Кремер снова сложил свои бумаги.
– Взять хоть вот эту фразу: «Зловещий клекот в горле, его раскрытый рот заполнен кровью»… Описывает ли это картину смерти? Я бы сказал – да. Человек, который писал это, смотрел на это. Вот почему, когда дело касается Эндрю Хиббарда, я интересуюсь только трупами. Чапин добрался до Хиббарда, это совершенно определенно, остается только один вопрос: куда он дел его останки? Также он добрался до Дрейера, только в этом случае ему помогал Элкас.
Инспектор замолчал, чтобы сделать пару затяжек из своей трубки. Когда с этим было покончено, он посмотрел свой нос на меня и требовательно спросил:
– А почему ты думаешь, что это было самоубийство?

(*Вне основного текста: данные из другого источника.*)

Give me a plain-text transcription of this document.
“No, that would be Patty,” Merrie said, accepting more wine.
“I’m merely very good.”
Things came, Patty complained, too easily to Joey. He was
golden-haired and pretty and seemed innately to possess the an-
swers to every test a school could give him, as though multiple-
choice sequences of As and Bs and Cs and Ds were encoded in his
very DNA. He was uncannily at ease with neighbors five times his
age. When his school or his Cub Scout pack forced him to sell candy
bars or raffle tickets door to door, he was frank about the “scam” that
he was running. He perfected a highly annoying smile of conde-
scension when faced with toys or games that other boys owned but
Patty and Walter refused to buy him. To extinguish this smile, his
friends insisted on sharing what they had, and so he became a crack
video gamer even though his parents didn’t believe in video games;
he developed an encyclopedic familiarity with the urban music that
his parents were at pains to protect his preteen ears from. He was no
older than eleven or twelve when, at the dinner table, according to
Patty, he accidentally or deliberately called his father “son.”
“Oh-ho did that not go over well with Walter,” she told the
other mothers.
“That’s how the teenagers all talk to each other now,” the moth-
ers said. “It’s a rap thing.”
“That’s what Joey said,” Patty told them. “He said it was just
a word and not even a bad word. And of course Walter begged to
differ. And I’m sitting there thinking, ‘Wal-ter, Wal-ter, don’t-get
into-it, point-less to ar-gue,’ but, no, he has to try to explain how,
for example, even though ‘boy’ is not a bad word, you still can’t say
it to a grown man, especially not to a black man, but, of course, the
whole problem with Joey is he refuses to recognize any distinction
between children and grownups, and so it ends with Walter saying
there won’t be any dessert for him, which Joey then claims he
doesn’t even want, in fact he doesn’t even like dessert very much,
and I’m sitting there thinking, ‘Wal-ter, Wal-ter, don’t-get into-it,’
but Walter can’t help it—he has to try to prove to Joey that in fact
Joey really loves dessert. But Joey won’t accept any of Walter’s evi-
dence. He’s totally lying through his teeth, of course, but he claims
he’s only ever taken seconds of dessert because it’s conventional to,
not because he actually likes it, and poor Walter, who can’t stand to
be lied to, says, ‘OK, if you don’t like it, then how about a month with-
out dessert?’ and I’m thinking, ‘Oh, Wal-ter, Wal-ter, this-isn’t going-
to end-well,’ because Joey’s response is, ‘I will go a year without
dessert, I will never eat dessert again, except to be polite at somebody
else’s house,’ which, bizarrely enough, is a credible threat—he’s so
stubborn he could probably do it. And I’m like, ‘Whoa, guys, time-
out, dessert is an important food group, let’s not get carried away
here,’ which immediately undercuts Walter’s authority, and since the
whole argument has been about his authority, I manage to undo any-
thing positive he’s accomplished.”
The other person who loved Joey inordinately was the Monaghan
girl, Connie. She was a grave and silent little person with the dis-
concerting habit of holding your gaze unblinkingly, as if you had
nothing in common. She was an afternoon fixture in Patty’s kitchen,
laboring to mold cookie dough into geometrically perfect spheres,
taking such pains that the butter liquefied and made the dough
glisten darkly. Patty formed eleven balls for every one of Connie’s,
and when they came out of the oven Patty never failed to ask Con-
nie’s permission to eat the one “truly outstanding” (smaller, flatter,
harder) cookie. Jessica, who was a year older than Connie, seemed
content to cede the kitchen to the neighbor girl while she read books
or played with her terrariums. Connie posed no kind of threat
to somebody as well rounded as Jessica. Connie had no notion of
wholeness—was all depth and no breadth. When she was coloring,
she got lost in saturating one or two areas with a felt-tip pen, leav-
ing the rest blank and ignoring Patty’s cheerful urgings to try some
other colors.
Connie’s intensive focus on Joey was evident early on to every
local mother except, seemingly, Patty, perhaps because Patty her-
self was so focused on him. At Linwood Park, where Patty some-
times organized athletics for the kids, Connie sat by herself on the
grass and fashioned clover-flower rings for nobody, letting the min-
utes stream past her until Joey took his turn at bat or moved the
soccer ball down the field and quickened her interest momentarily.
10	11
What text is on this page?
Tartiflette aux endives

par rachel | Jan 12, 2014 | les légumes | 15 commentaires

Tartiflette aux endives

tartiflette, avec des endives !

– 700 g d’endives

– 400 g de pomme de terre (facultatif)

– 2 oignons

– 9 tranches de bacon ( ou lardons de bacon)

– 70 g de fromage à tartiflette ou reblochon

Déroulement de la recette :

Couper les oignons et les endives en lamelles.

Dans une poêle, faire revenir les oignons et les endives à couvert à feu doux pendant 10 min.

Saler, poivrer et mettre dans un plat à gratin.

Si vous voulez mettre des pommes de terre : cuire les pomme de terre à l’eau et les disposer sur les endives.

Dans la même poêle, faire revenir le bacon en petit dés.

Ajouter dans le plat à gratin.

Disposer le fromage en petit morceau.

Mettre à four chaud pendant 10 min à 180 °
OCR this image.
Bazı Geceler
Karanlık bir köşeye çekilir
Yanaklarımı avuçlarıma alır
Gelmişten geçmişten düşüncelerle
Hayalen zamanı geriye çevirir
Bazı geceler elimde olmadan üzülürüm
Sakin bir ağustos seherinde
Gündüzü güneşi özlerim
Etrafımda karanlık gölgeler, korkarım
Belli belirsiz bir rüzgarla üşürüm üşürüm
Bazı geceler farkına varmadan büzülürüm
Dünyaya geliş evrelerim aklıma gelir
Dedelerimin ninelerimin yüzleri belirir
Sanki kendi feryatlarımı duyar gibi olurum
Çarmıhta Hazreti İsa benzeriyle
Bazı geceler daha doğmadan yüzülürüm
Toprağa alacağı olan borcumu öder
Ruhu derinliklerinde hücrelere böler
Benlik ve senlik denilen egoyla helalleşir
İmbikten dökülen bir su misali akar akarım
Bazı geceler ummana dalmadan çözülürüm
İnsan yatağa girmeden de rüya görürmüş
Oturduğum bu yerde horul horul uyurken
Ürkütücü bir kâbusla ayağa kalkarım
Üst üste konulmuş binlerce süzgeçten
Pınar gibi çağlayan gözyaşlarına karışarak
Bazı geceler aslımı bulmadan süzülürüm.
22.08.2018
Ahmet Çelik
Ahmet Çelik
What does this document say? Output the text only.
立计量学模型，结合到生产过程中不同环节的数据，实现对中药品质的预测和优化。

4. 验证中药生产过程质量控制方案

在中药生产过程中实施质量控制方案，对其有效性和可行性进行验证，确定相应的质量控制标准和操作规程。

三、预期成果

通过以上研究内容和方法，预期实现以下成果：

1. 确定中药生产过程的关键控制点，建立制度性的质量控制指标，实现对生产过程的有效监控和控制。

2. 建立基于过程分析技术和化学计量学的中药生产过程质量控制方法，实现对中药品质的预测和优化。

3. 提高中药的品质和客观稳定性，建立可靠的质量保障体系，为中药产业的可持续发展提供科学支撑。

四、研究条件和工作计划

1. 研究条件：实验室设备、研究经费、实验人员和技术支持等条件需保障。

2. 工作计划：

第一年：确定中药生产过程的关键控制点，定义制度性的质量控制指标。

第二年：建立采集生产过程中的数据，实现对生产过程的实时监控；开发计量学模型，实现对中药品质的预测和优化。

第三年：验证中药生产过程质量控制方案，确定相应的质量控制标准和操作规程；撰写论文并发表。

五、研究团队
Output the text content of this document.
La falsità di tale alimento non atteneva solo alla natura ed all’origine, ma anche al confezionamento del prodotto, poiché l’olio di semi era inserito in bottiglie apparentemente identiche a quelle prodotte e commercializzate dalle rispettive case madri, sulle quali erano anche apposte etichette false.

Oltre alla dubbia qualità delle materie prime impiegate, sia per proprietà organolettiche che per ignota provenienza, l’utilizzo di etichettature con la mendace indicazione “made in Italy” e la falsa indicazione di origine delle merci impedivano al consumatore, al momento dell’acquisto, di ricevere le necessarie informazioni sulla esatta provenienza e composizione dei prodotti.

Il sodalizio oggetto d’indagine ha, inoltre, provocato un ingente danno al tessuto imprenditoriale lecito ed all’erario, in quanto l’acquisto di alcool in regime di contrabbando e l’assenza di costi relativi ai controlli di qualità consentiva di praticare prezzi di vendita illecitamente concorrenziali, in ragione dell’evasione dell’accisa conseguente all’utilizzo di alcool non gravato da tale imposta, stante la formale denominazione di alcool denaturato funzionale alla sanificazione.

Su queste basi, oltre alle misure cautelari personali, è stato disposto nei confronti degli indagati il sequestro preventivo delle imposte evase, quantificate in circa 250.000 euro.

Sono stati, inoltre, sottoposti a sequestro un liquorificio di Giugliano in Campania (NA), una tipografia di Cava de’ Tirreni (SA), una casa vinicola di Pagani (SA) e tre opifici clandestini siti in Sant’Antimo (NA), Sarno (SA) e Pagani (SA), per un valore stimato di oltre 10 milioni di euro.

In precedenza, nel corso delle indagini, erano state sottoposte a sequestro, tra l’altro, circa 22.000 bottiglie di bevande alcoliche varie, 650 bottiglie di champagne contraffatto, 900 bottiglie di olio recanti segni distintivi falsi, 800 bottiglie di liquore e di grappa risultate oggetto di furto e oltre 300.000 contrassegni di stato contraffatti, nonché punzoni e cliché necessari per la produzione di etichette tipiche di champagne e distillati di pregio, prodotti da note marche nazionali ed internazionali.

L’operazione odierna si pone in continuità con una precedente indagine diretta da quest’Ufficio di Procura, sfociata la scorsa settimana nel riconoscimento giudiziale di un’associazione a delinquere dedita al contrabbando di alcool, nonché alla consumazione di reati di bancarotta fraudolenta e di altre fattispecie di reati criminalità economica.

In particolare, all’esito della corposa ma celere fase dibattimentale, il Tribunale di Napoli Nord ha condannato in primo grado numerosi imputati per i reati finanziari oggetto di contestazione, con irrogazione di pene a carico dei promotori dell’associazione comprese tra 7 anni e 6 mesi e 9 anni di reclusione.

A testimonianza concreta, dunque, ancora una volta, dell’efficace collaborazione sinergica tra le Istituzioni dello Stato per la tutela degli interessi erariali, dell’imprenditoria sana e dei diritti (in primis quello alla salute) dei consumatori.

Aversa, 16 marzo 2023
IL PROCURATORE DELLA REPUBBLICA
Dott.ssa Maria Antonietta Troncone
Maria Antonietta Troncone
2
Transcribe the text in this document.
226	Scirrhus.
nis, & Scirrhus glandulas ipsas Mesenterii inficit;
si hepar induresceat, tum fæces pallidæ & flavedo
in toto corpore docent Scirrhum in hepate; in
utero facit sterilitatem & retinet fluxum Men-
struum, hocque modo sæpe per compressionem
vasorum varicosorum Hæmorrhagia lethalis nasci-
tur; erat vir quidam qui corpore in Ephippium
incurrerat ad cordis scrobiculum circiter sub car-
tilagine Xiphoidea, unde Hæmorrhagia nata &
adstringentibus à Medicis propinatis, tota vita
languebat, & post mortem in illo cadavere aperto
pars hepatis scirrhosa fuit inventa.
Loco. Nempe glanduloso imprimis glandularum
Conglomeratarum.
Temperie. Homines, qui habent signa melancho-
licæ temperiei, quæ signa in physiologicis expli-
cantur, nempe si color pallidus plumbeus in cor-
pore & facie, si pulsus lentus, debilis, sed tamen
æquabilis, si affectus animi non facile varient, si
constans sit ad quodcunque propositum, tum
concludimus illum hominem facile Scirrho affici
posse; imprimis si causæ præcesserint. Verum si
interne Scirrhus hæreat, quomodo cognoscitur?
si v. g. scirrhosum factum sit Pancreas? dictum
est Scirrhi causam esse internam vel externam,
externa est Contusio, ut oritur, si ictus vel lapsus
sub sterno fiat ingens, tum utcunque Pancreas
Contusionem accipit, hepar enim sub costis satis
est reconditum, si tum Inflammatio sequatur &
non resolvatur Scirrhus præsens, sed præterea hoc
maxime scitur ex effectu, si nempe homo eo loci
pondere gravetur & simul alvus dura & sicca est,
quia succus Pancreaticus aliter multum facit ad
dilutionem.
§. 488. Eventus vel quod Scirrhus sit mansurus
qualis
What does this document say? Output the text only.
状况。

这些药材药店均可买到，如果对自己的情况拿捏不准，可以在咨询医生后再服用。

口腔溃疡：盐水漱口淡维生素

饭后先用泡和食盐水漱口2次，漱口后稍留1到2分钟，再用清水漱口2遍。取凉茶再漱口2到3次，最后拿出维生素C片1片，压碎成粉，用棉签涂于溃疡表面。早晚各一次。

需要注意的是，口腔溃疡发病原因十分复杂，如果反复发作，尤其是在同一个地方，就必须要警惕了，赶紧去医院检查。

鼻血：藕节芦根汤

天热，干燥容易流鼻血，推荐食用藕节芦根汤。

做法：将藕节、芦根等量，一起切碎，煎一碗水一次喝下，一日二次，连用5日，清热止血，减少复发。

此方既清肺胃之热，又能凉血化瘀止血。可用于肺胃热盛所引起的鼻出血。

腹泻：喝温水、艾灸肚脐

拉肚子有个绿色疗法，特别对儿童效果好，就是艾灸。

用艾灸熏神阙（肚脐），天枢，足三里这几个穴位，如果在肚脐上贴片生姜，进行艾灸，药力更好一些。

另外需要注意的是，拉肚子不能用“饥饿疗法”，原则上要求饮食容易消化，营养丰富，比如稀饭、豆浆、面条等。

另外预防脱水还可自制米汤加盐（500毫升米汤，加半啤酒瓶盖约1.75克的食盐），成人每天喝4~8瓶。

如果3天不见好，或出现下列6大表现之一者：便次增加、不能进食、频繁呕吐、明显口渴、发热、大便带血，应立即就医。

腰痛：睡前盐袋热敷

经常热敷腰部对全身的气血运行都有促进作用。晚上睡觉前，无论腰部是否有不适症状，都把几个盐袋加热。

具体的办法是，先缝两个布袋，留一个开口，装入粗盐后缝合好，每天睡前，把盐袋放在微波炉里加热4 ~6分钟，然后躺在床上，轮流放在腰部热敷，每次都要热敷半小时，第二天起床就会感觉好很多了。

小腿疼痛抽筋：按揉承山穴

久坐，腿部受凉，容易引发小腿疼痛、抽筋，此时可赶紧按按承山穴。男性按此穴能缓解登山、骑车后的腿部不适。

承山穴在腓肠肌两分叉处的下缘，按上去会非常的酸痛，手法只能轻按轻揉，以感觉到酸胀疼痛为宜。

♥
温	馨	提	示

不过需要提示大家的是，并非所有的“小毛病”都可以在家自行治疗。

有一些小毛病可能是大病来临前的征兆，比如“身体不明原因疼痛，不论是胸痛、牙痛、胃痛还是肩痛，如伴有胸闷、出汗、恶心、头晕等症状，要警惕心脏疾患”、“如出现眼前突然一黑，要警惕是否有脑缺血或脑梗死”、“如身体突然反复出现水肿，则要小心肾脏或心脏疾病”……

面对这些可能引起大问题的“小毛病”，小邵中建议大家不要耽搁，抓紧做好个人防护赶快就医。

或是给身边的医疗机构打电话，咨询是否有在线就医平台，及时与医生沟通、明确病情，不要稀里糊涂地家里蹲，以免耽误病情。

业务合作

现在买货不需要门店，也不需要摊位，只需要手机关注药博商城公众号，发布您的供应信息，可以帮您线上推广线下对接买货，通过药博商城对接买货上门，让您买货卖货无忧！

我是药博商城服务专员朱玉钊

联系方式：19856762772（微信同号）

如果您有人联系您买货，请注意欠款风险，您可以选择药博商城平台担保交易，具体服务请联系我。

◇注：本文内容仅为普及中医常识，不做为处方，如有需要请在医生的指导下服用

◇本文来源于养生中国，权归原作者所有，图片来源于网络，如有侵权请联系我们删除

– Ничего подобного. Я думаю, что это Чапин его убил. И, может быть, и Гаррисона, а может, и Хиббарда. Я только ожидаю, когда Ниро Вульф и вы и эта сверхдостойная «Лига» докажут это ему. Меня также раздражает мысль об Элкасе. Если он невиновен, то вам все это не связать.
Кремер опять повернул свой нос.
– Я надеюсь, что все будет в порядке. Я полагаю, ты знаешь, что Элкас следит за Чапином?
Я немного приподнял брови и этим ограничился.
– Нет, я этого не знаю.
– Черта с два не знаешь!
Тут я вспомнил, что так и не связался с Баскомом и не спросил его о типе в коричневом костюме и розовом галстуке.